By way of background, Act 57, which was passed in 1996, attempted to rein in the costs associated with workers' compensation by limiting the length of time an injured worker could remain on temporary total disability (TTD). Prior to 1996, there was no limitation on the amount of TTD benefits an injured worker could receive. Section 306 (a.2) introduced the concept of an "impairment rating evaluation," after payment of two (2) years of TTD benefits, to determine whether the injury produced an impairment rating of 50% or more under AMA guidelines. Unless the impairment rating is 50% or greater (a level of impairment rarely seen), an employer or insurer can file a Notice of Conversion from TTD to temporary partial disability (TPD) status, thereby capping its future wage loss exposure at 500 weeks. The guidelines had been revised to a fourth edition at the time the legislation passed.

Since 1996, the AMA guidelines have been revised to a fifth and later sixth edition. The Act 57 regulations provided for a grace period between revisions, during which the Workers Compensation Bureau (WC Bureau) would accept an IRE performed under either the existing or new AMA standards.

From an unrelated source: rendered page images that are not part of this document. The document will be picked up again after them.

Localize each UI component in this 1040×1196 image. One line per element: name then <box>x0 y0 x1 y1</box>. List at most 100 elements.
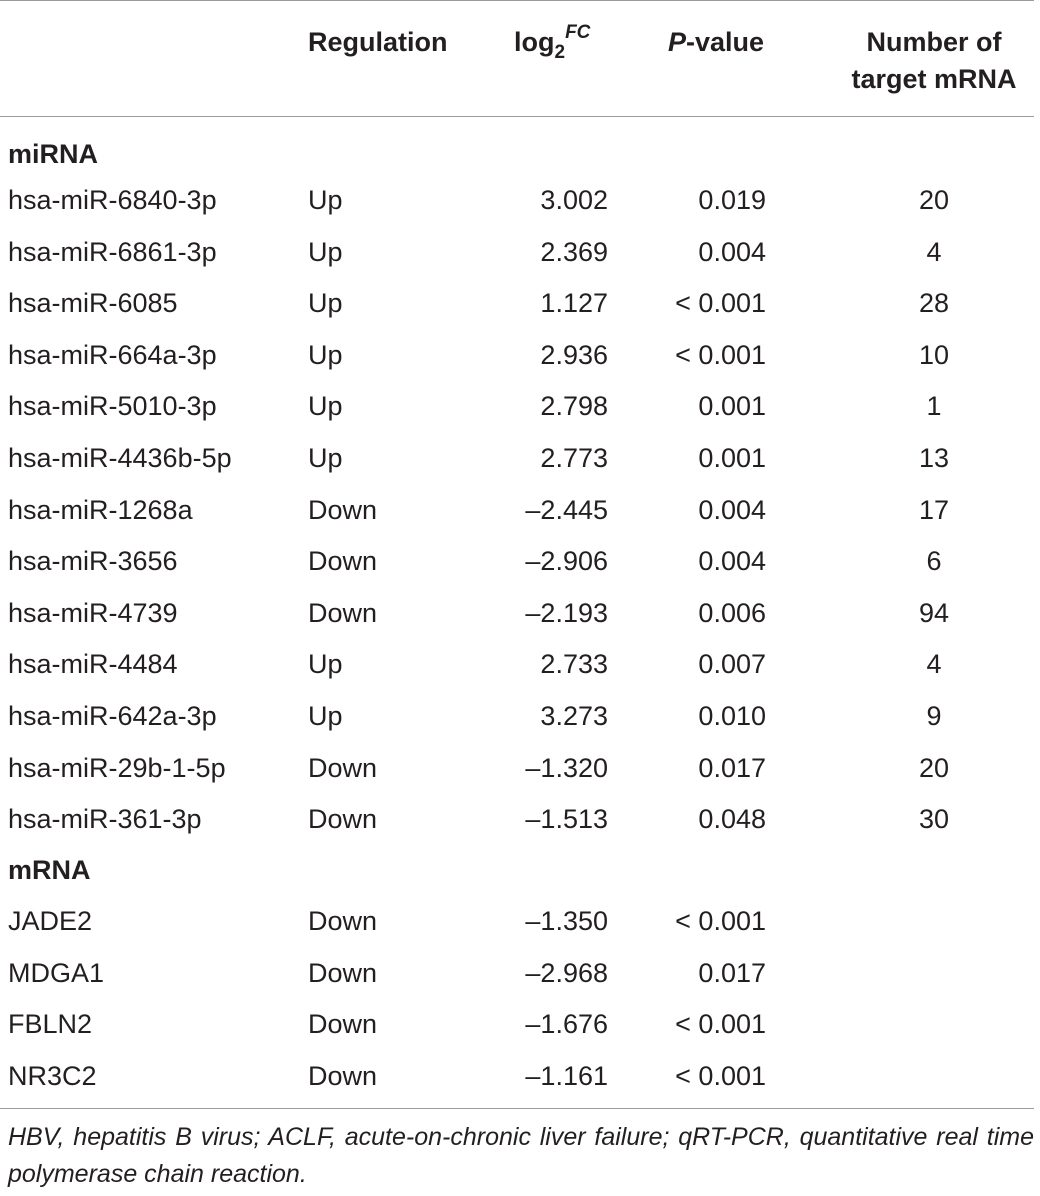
cell-log2fc: 1.127 <box>540 288 608 319</box>
cell-p-value: < 0.001 <box>675 1009 766 1040</box>
cell-p-value: 0.019 <box>698 185 766 215</box>
table-row: hsa-miR-664a-3p Up 2.936 < 0.001 10 <box>0 338 1040 389</box>
cell-p-value: 0.001 <box>698 391 766 422</box>
cell-p-value: 0.004 <box>698 236 766 267</box>
cell-target-count: 30 <box>918 804 950 835</box>
table-row: JADE2 Down –1.350 < 0.001 <box>0 904 1040 955</box>
cell-p-value: 0.004 <box>698 546 766 577</box>
cell-regulation: Down <box>308 957 378 988</box>
cell-target-count: 94 <box>918 597 950 628</box>
cell-log2fc: –2.193 <box>525 597 608 628</box>
cell-log2fc: –2.445 <box>525 494 608 525</box>
cell-log2fc: 2.798 <box>540 391 608 422</box>
cell-regulation: Down <box>308 906 378 936</box>
cell-target-count: 4 <box>926 649 942 680</box>
cell-p-value: 0.010 <box>698 701 766 731</box>
cell-log2fc: 2.773 <box>540 443 608 473</box>
cell-p-value: 0.004 <box>698 494 766 525</box>
cell-name: hsa-miR-4739 <box>8 597 178 628</box>
cell-target-count: 6 <box>926 546 942 577</box>
cell-p-value: < 0.001 <box>675 906 766 936</box>
cell-name: hsa-miR-6840-3p <box>8 185 217 215</box>
cell-p-value: < 0.001 <box>675 339 766 370</box>
table-footnote: HBV, hepatitis B virus; ACLF, acute-on-c… <box>8 1123 1034 1188</box>
cell-target-count: 9 <box>926 701 942 731</box>
table-row: hsa-miR-3656 Down –2.906 0.004 6 <box>0 544 1040 595</box>
cell-regulation: Down <box>308 752 378 783</box>
cell-target-count: 20 <box>918 752 950 783</box>
table-row: hsa-miR-29b-1-5p Down –1.320 0.017 20 <box>0 751 1040 802</box>
cell-p-value: 0.017 <box>698 957 766 988</box>
cell-log2fc: –1.350 <box>525 906 608 936</box>
cell-name: hsa-miR-4484 <box>8 649 178 680</box>
cell-p-value: < 0.001 <box>675 288 766 319</box>
header-regulation: Regulation <box>308 27 448 57</box>
cell-regulation: Down <box>308 1060 378 1091</box>
cell-target-count: 17 <box>918 494 950 525</box>
cell-log2fc: –1.320 <box>525 752 608 783</box>
cell-name: hsa-miR-6085 <box>8 288 178 319</box>
cell-target-count: 13 <box>918 443 950 473</box>
cell-p-value: 0.048 <box>698 804 766 835</box>
cell-name: hsa-miR-29b-1-5p <box>8 752 226 783</box>
cell-regulation: Up <box>308 288 343 319</box>
cell-log2fc: –1.161 <box>525 1060 608 1091</box>
cell-log2fc: –2.906 <box>525 546 608 577</box>
cell-target-count: 20 <box>918 185 950 215</box>
header-number-of-target-mrna: Number of target mRNA <box>851 27 1017 94</box>
cell-name: hsa-miR-664a-3p <box>8 339 217 370</box>
cell-target-count: 4 <box>926 236 942 267</box>
header-log2fc: log2FC <box>514 22 591 63</box>
cell-regulation: Up <box>308 649 343 680</box>
cell-log2fc: 2.936 <box>540 339 608 370</box>
cell-log2fc: –2.968 <box>525 957 608 988</box>
section-label-mrna: mRNA <box>8 855 91 885</box>
table-row: hsa-miR-5010-3p Up 2.798 0.001 1 <box>0 389 1040 440</box>
table-row: hsa-miR-1268a Down –2.445 0.004 17 <box>0 493 1040 544</box>
cell-log2fc: 3.273 <box>540 701 608 731</box>
cell-p-value: 0.017 <box>698 752 766 783</box>
cell-name: hsa-miR-361-3p <box>8 804 202 835</box>
cell-name: hsa-miR-3656 <box>8 546 178 577</box>
table-row: hsa-miR-6861-3p Up 2.369 0.004 4 <box>0 235 1040 286</box>
cell-name: MDGA1 <box>8 957 105 988</box>
table-row: hsa-miR-4484 Up 2.733 0.007 4 <box>0 647 1040 698</box>
cell-name: hsa-miR-1268a <box>8 494 193 525</box>
cell-name: hsa-miR-5010-3p <box>8 391 217 422</box>
cell-regulation: Down <box>308 546 378 577</box>
table-row: hsa-miR-642a-3p Up 3.273 0.010 9 <box>0 699 1040 750</box>
table-row: NR3C2 Down –1.161 < 0.001 <box>0 1059 1040 1110</box>
cell-log2fc: –1.513 <box>525 804 608 835</box>
top-rule <box>0 0 1034 1</box>
cell-regulation: Up <box>308 339 343 370</box>
cell-regulation: Up <box>308 391 343 422</box>
cell-target-count: 1 <box>926 391 942 422</box>
cell-name: NR3C2 <box>8 1060 97 1091</box>
table-row: hsa-miR-6085 Up 1.127 < 0.001 28 <box>0 286 1040 337</box>
cell-regulation: Down <box>308 1009 378 1040</box>
cell-log2fc: –1.676 <box>525 1009 608 1040</box>
cell-p-value: 0.001 <box>698 443 766 473</box>
cell-log2fc: 3.002 <box>540 185 608 215</box>
cell-regulation: Up <box>308 236 343 267</box>
cell-regulation: Down <box>308 597 378 628</box>
cell-p-value: 0.007 <box>698 649 766 680</box>
table-row: hsa-miR-361-3p Down –1.513 0.048 30 <box>0 802 1040 853</box>
table-row: hsa-miR-4739 Down –2.193 0.006 94 <box>0 596 1040 647</box>
cell-log2fc: 2.733 <box>540 649 608 680</box>
cell-name: hsa-miR-6861-3p <box>8 236 217 267</box>
cell-target-count: 28 <box>918 288 950 319</box>
cell-p-value: < 0.001 <box>675 1060 766 1091</box>
cell-p-value: 0.006 <box>698 597 766 628</box>
cell-regulation: Down <box>308 494 378 525</box>
cell-name: hsa-miR-642a-3p <box>8 701 217 731</box>
section-label-mirna: miRNA <box>8 139 99 169</box>
cell-regulation: Up <box>308 701 343 731</box>
cell-log2fc: 2.369 <box>540 236 608 267</box>
cell-regulation: Up <box>308 185 343 215</box>
bottom-rule <box>0 1108 1034 1109</box>
cell-regulation: Up <box>308 443 343 473</box>
cell-target-count: 10 <box>918 339 950 370</box>
cell-name: JADE2 <box>8 906 93 936</box>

However, the WC Bureau, according to the Court, exercised no guidance, restraint or governmental review on the use of the later edition guidelines and instead simply "rubber stamped" the new AMA guidelines, with each subsequent revision by the AMA, in violation of Pennsylvania State Constitutional principles.

With its September 18 decision, the Commonwealth Court remanded the case at issue back to the Workers' Compensation Appeal Board (WCAB), with instructions to remand it further to the WC Judge, who must now apply the original fourth edition AMA guidelines, rather than the sixth edition guidelines, under which the employee was found to have only a 10% impairment.

Although this case has created quite a buzz in the workers' compensation community, we suspect the long term impact will be somewhat muted. The AMA's own studies, for instance, show that there is only a minimal difference between impairment ratings calculated under the fourth, fifth and sixth guideline editions. Furthermore, we suspect that the WC Bureau is working on a regulatory response to address the constitutional shortcomings noted in the decision.

The important point for employers, insurers and third party administrators, is to make sure that any assigned IRE evaluations include an analysis under both the current AMA guidelines (i.e. sixth edition) and the original fourth edition guidelines. With this minor procedural adjustment, you will be in a position to support the results of your IRE before the WC Judge, WCAB and Commonwealth Court.